Un des avocats de la défense a invoqué l’absence d’intentionnalité car certains l’auraient cru consentante. Faut-il ici leur rappeler qu’une femme qui est inconsciente ne peut être consentante ? Et qu’ils ont répondu à une annonce passée dans une rubrique intitulée « à son insu » ?
Jamais aucun de ces hommes n’a prévenu la police. Tous se sont serré les coudes pour garder le secret dans un entre-soi masculin qui n’est pas sans évoquer des comportements connus : ensemble, on normalise, on se déculpabilise, on s’encourage. On consomme de la prostitution filmée ou on se rend en bande « aux putes ».

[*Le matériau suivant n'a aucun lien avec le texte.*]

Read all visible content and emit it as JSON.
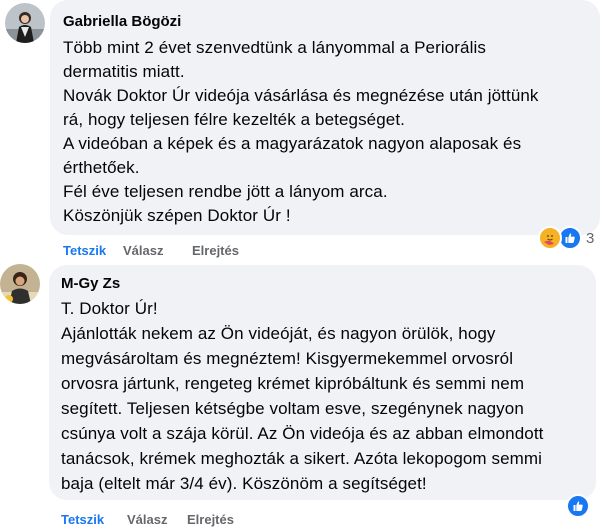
{
  "comments": [
    {
      "author": "Gabriella Bögözi",
      "lines": [
        "Több mint 2 évet szenvedtünk a lányommal a Periorális",
        "dermatitis miatt.",
        "Novák Doktor Úr videója vásárlása és megnézése után jöttünk",
        "rá, hogy teljesen félre kezelték a betegséget.",
        "A videóban a képek és a magyarázatok nagyon alaposak és",
        "érthetőek.",
        "Fél éve teljesen rendbe jött a lányom arca.",
        "Köszönjük szépen Doktor Úr !"
      ],
      "actions": {
        "like": "Tetszik",
        "reply": "Válasz",
        "hide": "Elrejtés"
      },
      "reactions": {
        "icons": [
          "care-icon",
          "like-icon"
        ],
        "count": "3"
      }
    },
    {
      "author": "M-Gy Zs",
      "lines": [
        "T. Doktor Úr!",
        "Ajánlották nekem az Ön videóját, és nagyon örülök, hogy",
        "megvásároltam és megnéztem! Kisgyermekemmel orvosról",
        "orvosra jártunk, rengeteg krémet kipróbáltunk és semmi nem",
        "segített. Teljesen kétségbe voltam esve, szegénynek nagyon",
        "csúnya volt a szája körül. Az Ön videója és az abban elmondott",
        "tanácsok, krémek meghozták a sikert. Azóta lekopogom semmi",
        "baja (eltelt már 3/4 év). Köszönöm a segítséget!"
      ],
      "actions": {
        "like": "Tetszik",
        "reply": "Válasz",
        "hide": "Elrejtés"
      },
      "reactions": {
        "icons": [
          "like-icon"
        ]
      }
    }
  ],
  "colors": {
    "bubble": "#f0f2f5",
    "link_blue": "#1877f2",
    "meta_grey": "#65676b"
  }
}
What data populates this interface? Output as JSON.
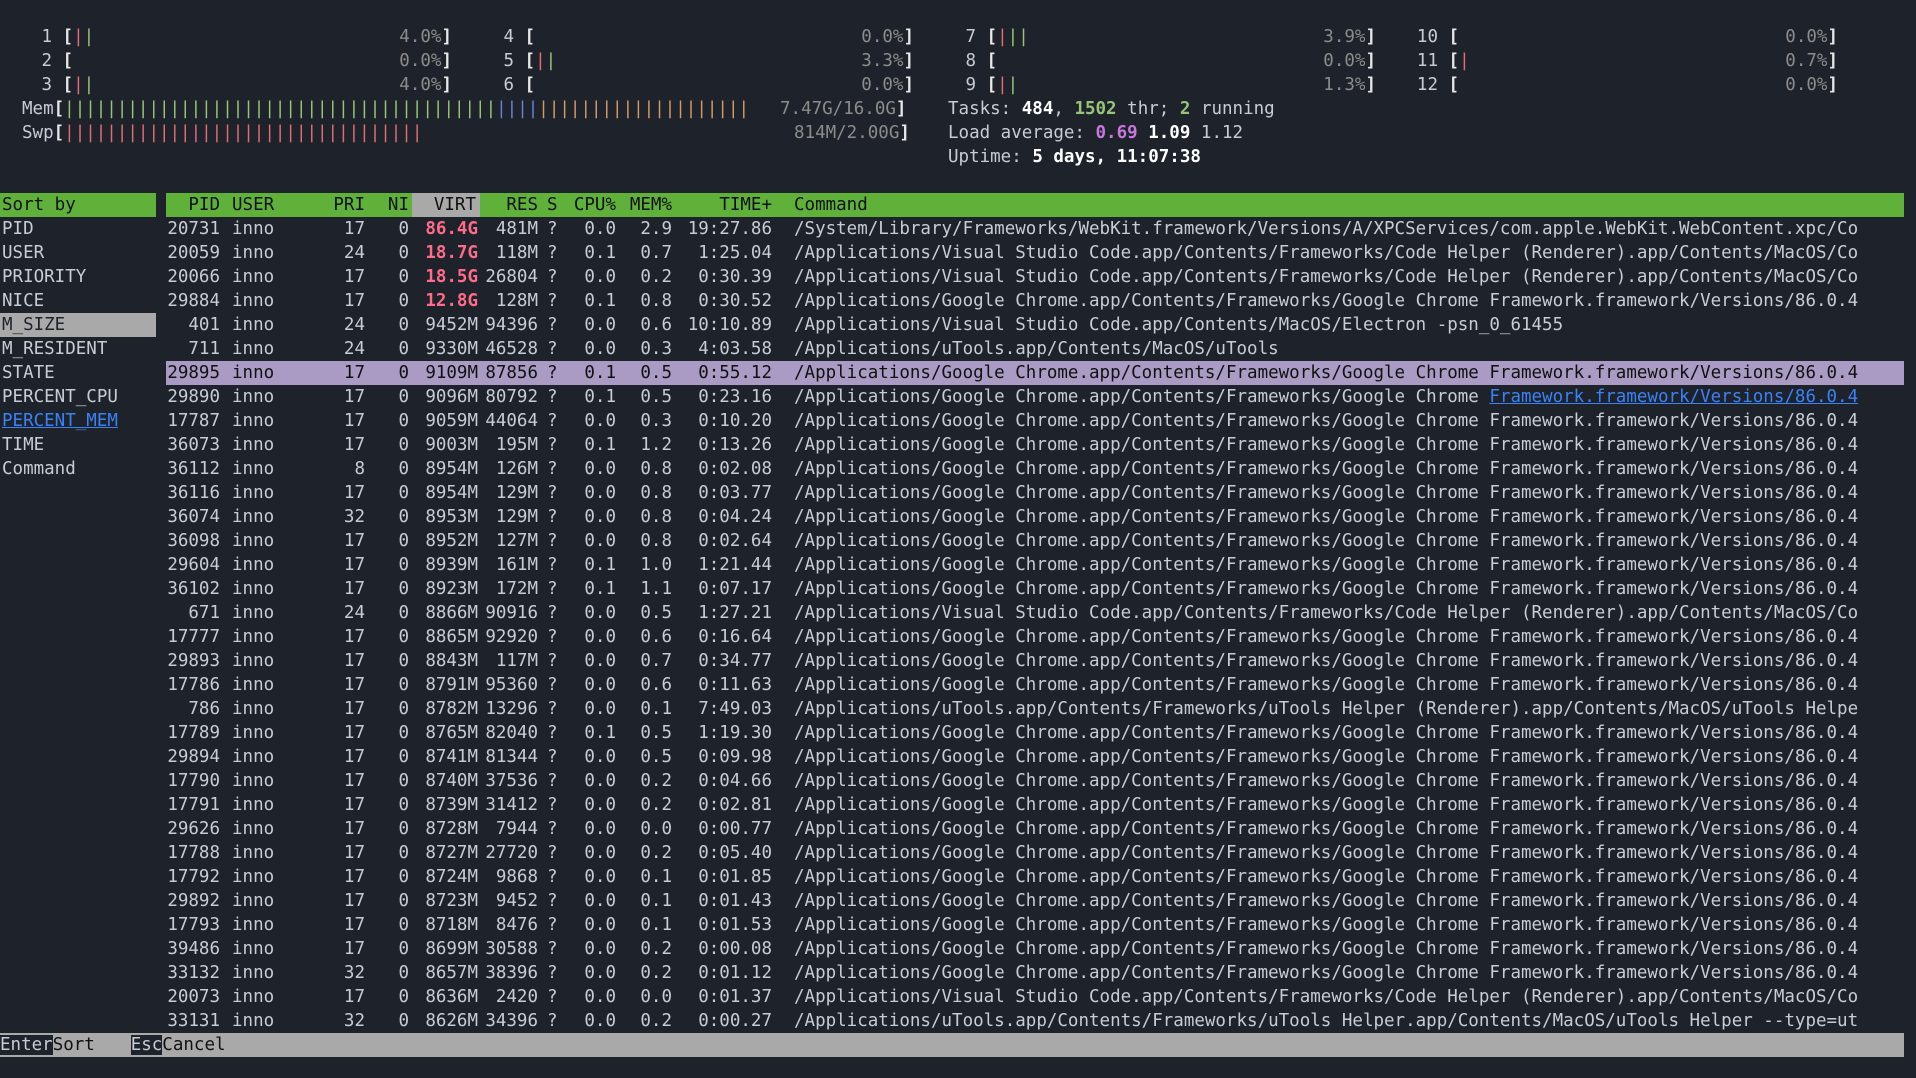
{
  "cpus": [
    {
      "n": "1",
      "bar": "||",
      "pct": "4.0%"
    },
    {
      "n": "2",
      "bar": "",
      "pct": "0.0%"
    },
    {
      "n": "3",
      "bar": "||",
      "pct": "4.0%"
    },
    {
      "n": "4",
      "bar": "",
      "pct": "0.0%"
    },
    {
      "n": "5",
      "bar": "||",
      "pct": "3.3%"
    },
    {
      "n": "6",
      "bar": "",
      "pct": "0.0%"
    },
    {
      "n": "7",
      "bar": "|||",
      "pct": "3.9%"
    },
    {
      "n": "8",
      "bar": "",
      "pct": "0.0%"
    },
    {
      "n": "9",
      "bar": "||",
      "pct": "1.3%"
    },
    {
      "n": "10",
      "bar": "",
      "pct": "0.0%"
    },
    {
      "n": "11",
      "bar": "|",
      "pct": "0.7%"
    },
    {
      "n": "12",
      "bar": "",
      "pct": "0.0%"
    }
  ],
  "mem": {
    "label": "Mem",
    "value": "7.47G/16.0G",
    "green": "|||||||||||||||||||||||||||||||||||||||||",
    "blue": "||||",
    "orange": "||||||||||||||||||||"
  },
  "swp": {
    "label": "Swp",
    "value": "814M/2.00G",
    "red": "||||||||||||||||||||||||||||||||||"
  },
  "tasks": {
    "label": "Tasks:",
    "count": "484",
    "thr": "1502",
    "thr_label": "thr;",
    "running": "2",
    "running_label": "running"
  },
  "load": {
    "label": "Load average:",
    "l1": "0.69",
    "l5": "1.09",
    "l15": "1.12"
  },
  "uptime": {
    "label": "Uptime:",
    "value": "5 days, 11:07:38"
  },
  "sort_panel": {
    "header": "Sort by",
    "items": [
      "PID",
      "USER",
      "PRIORITY",
      "NICE",
      "M_SIZE",
      "M_RESIDENT",
      "STATE",
      "PERCENT_CPU",
      "PERCENT_MEM",
      "TIME",
      "Command"
    ],
    "selected": "M_SIZE",
    "linked": "PERCENT_MEM"
  },
  "columns": [
    "PID",
    "USER",
    "PRI",
    "NI",
    "VIRT",
    "RES",
    "S",
    "CPU%",
    "MEM%",
    "TIME+",
    "Command"
  ],
  "rows": [
    [
      "20731",
      "inno",
      "17",
      "0",
      "86.4G",
      "481M",
      "?",
      "0.0",
      "2.9",
      "19:27.86",
      "/System/Library/Frameworks/WebKit.framework/Versions/A/XPCServices/com.apple.WebKit.WebContent.xpc/Co"
    ],
    [
      "20059",
      "inno",
      "24",
      "0",
      "18.7G",
      "118M",
      "?",
      "0.1",
      "0.7",
      "1:25.04",
      "/Applications/Visual Studio Code.app/Contents/Frameworks/Code Helper (Renderer).app/Contents/MacOS/Co"
    ],
    [
      "20066",
      "inno",
      "17",
      "0",
      "18.5G",
      "26804",
      "?",
      "0.0",
      "0.2",
      "0:30.39",
      "/Applications/Visual Studio Code.app/Contents/Frameworks/Code Helper (Renderer).app/Contents/MacOS/Co"
    ],
    [
      "29884",
      "inno",
      "17",
      "0",
      "12.8G",
      "128M",
      "?",
      "0.1",
      "0.8",
      "0:30.52",
      "/Applications/Google Chrome.app/Contents/Frameworks/Google Chrome Framework.framework/Versions/86.0.4"
    ],
    [
      "401",
      "inno",
      "24",
      "0",
      "9452M",
      "94396",
      "?",
      "0.0",
      "0.6",
      "10:10.89",
      "/Applications/Visual Studio Code.app/Contents/MacOS/Electron -psn_0_61455"
    ],
    [
      "711",
      "inno",
      "24",
      "0",
      "9330M",
      "46528",
      "?",
      "0.0",
      "0.3",
      "4:03.58",
      "/Applications/uTools.app/Contents/MacOS/uTools"
    ],
    [
      "29895",
      "inno",
      "17",
      "0",
      "9109M",
      "87856",
      "?",
      "0.1",
      "0.5",
      "0:55.12",
      "/Applications/Google Chrome.app/Contents/Frameworks/Google Chrome Framework.framework/Versions/86.0.4"
    ],
    [
      "29890",
      "inno",
      "17",
      "0",
      "9096M",
      "80792",
      "?",
      "0.1",
      "0.5",
      "0:23.16",
      "/Applications/Google Chrome.app/Contents/Frameworks/Google Chrome Framework.framework/Versions/86.0.4"
    ],
    [
      "17787",
      "inno",
      "17",
      "0",
      "9059M",
      "44064",
      "?",
      "0.0",
      "0.3",
      "0:10.20",
      "/Applications/Google Chrome.app/Contents/Frameworks/Google Chrome Framework.framework/Versions/86.0.4"
    ],
    [
      "36073",
      "inno",
      "17",
      "0",
      "9003M",
      "195M",
      "?",
      "0.1",
      "1.2",
      "0:13.26",
      "/Applications/Google Chrome.app/Contents/Frameworks/Google Chrome Framework.framework/Versions/86.0.4"
    ],
    [
      "36112",
      "inno",
      "8",
      "0",
      "8954M",
      "126M",
      "?",
      "0.0",
      "0.8",
      "0:02.08",
      "/Applications/Google Chrome.app/Contents/Frameworks/Google Chrome Framework.framework/Versions/86.0.4"
    ],
    [
      "36116",
      "inno",
      "17",
      "0",
      "8954M",
      "129M",
      "?",
      "0.0",
      "0.8",
      "0:03.77",
      "/Applications/Google Chrome.app/Contents/Frameworks/Google Chrome Framework.framework/Versions/86.0.4"
    ],
    [
      "36074",
      "inno",
      "32",
      "0",
      "8953M",
      "129M",
      "?",
      "0.0",
      "0.8",
      "0:04.24",
      "/Applications/Google Chrome.app/Contents/Frameworks/Google Chrome Framework.framework/Versions/86.0.4"
    ],
    [
      "36098",
      "inno",
      "17",
      "0",
      "8952M",
      "127M",
      "?",
      "0.0",
      "0.8",
      "0:02.64",
      "/Applications/Google Chrome.app/Contents/Frameworks/Google Chrome Framework.framework/Versions/86.0.4"
    ],
    [
      "29604",
      "inno",
      "17",
      "0",
      "8939M",
      "161M",
      "?",
      "0.1",
      "1.0",
      "1:21.44",
      "/Applications/Google Chrome.app/Contents/Frameworks/Google Chrome Framework.framework/Versions/86.0.4"
    ],
    [
      "36102",
      "inno",
      "17",
      "0",
      "8923M",
      "172M",
      "?",
      "0.1",
      "1.1",
      "0:07.17",
      "/Applications/Google Chrome.app/Contents/Frameworks/Google Chrome Framework.framework/Versions/86.0.4"
    ],
    [
      "671",
      "inno",
      "24",
      "0",
      "8866M",
      "90916",
      "?",
      "0.0",
      "0.5",
      "1:27.21",
      "/Applications/Visual Studio Code.app/Contents/Frameworks/Code Helper (Renderer).app/Contents/MacOS/Co"
    ],
    [
      "17777",
      "inno",
      "17",
      "0",
      "8865M",
      "92920",
      "?",
      "0.0",
      "0.6",
      "0:16.64",
      "/Applications/Google Chrome.app/Contents/Frameworks/Google Chrome Framework.framework/Versions/86.0.4"
    ],
    [
      "29893",
      "inno",
      "17",
      "0",
      "8843M",
      "117M",
      "?",
      "0.0",
      "0.7",
      "0:34.77",
      "/Applications/Google Chrome.app/Contents/Frameworks/Google Chrome Framework.framework/Versions/86.0.4"
    ],
    [
      "17786",
      "inno",
      "17",
      "0",
      "8791M",
      "95360",
      "?",
      "0.0",
      "0.6",
      "0:11.63",
      "/Applications/Google Chrome.app/Contents/Frameworks/Google Chrome Framework.framework/Versions/86.0.4"
    ],
    [
      "786",
      "inno",
      "17",
      "0",
      "8782M",
      "13296",
      "?",
      "0.0",
      "0.1",
      "7:49.03",
      "/Applications/uTools.app/Contents/Frameworks/uTools Helper (Renderer).app/Contents/MacOS/uTools Helpe"
    ],
    [
      "17789",
      "inno",
      "17",
      "0",
      "8765M",
      "82040",
      "?",
      "0.1",
      "0.5",
      "1:19.30",
      "/Applications/Google Chrome.app/Contents/Frameworks/Google Chrome Framework.framework/Versions/86.0.4"
    ],
    [
      "29894",
      "inno",
      "17",
      "0",
      "8741M",
      "81344",
      "?",
      "0.0",
      "0.5",
      "0:09.98",
      "/Applications/Google Chrome.app/Contents/Frameworks/Google Chrome Framework.framework/Versions/86.0.4"
    ],
    [
      "17790",
      "inno",
      "17",
      "0",
      "8740M",
      "37536",
      "?",
      "0.0",
      "0.2",
      "0:04.66",
      "/Applications/Google Chrome.app/Contents/Frameworks/Google Chrome Framework.framework/Versions/86.0.4"
    ],
    [
      "17791",
      "inno",
      "17",
      "0",
      "8739M",
      "31412",
      "?",
      "0.0",
      "0.2",
      "0:02.81",
      "/Applications/Google Chrome.app/Contents/Frameworks/Google Chrome Framework.framework/Versions/86.0.4"
    ],
    [
      "29626",
      "inno",
      "17",
      "0",
      "8728M",
      "7944",
      "?",
      "0.0",
      "0.0",
      "0:00.77",
      "/Applications/Google Chrome.app/Contents/Frameworks/Google Chrome Framework.framework/Versions/86.0.4"
    ],
    [
      "17788",
      "inno",
      "17",
      "0",
      "8727M",
      "27720",
      "?",
      "0.0",
      "0.2",
      "0:05.40",
      "/Applications/Google Chrome.app/Contents/Frameworks/Google Chrome Framework.framework/Versions/86.0.4"
    ],
    [
      "17792",
      "inno",
      "17",
      "0",
      "8724M",
      "9868",
      "?",
      "0.0",
      "0.1",
      "0:01.85",
      "/Applications/Google Chrome.app/Contents/Frameworks/Google Chrome Framework.framework/Versions/86.0.4"
    ],
    [
      "29892",
      "inno",
      "17",
      "0",
      "8723M",
      "9452",
      "?",
      "0.0",
      "0.1",
      "0:01.43",
      "/Applications/Google Chrome.app/Contents/Frameworks/Google Chrome Framework.framework/Versions/86.0.4"
    ],
    [
      "17793",
      "inno",
      "17",
      "0",
      "8718M",
      "8476",
      "?",
      "0.0",
      "0.1",
      "0:01.53",
      "/Applications/Google Chrome.app/Contents/Frameworks/Google Chrome Framework.framework/Versions/86.0.4"
    ],
    [
      "39486",
      "inno",
      "17",
      "0",
      "8699M",
      "30588",
      "?",
      "0.0",
      "0.2",
      "0:00.08",
      "/Applications/Google Chrome.app/Contents/Frameworks/Google Chrome Framework.framework/Versions/86.0.4"
    ],
    [
      "33132",
      "inno",
      "32",
      "0",
      "8657M",
      "38396",
      "?",
      "0.0",
      "0.2",
      "0:01.12",
      "/Applications/Google Chrome.app/Contents/Frameworks/Google Chrome Framework.framework/Versions/86.0.4"
    ],
    [
      "20073",
      "inno",
      "17",
      "0",
      "8636M",
      "2420",
      "?",
      "0.0",
      "0.0",
      "0:01.37",
      "/Applications/Visual Studio Code.app/Contents/Frameworks/Code Helper (Renderer).app/Contents/MacOS/Co"
    ],
    [
      "33131",
      "inno",
      "32",
      "0",
      "8626M",
      "34396",
      "?",
      "0.0",
      "0.2",
      "0:00.27",
      "/Applications/uTools.app/Contents/Frameworks/uTools Helper.app/Contents/MacOS/uTools Helper --type=ut"
    ]
  ],
  "selected_row": "29895",
  "footer": {
    "k1": "Enter",
    "a1": "Sort",
    "k2": "Esc",
    "a2": "Cancel"
  },
  "colors": {
    "header_green": "#5fb13a",
    "selection": "#a99bc4",
    "background": "#1e222a"
  }
}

Comment ne pas penser à tous ces « clients » prostitueurs qui violent sans peur et sans remords au prétexte qu’ils ont payé ? Eux non plus ne se préoccupent jamais de savoir si la femmes qu’ils violent est victime de traite, si elle est mineure, si elle a « choisi » d’être là ou pas.
Toutes solidaires avec Gisèle
Le consentement des intéressées ? Hors sujet. « Ce n’est pas seulement vous, Gisèle, qu’ils ont traitée comme une chose. Ils nous disent, à toutes, notre insignifiance » écrit Hélène Devynck, une des plaignantes de l’affaire PPDA, et autrice d’Impunité.
Au bout de 4 ans de parcours judiciaire, Gisèle Pélicot a refusé le huis clos pour que se tienne un vrai procès de société, pour que soit connue la soumission chimique et pour que la honte change de camp. Grâce à son courage, cette affaire a un retentissement international. Les prévenus encourent 20 ans de réclusion.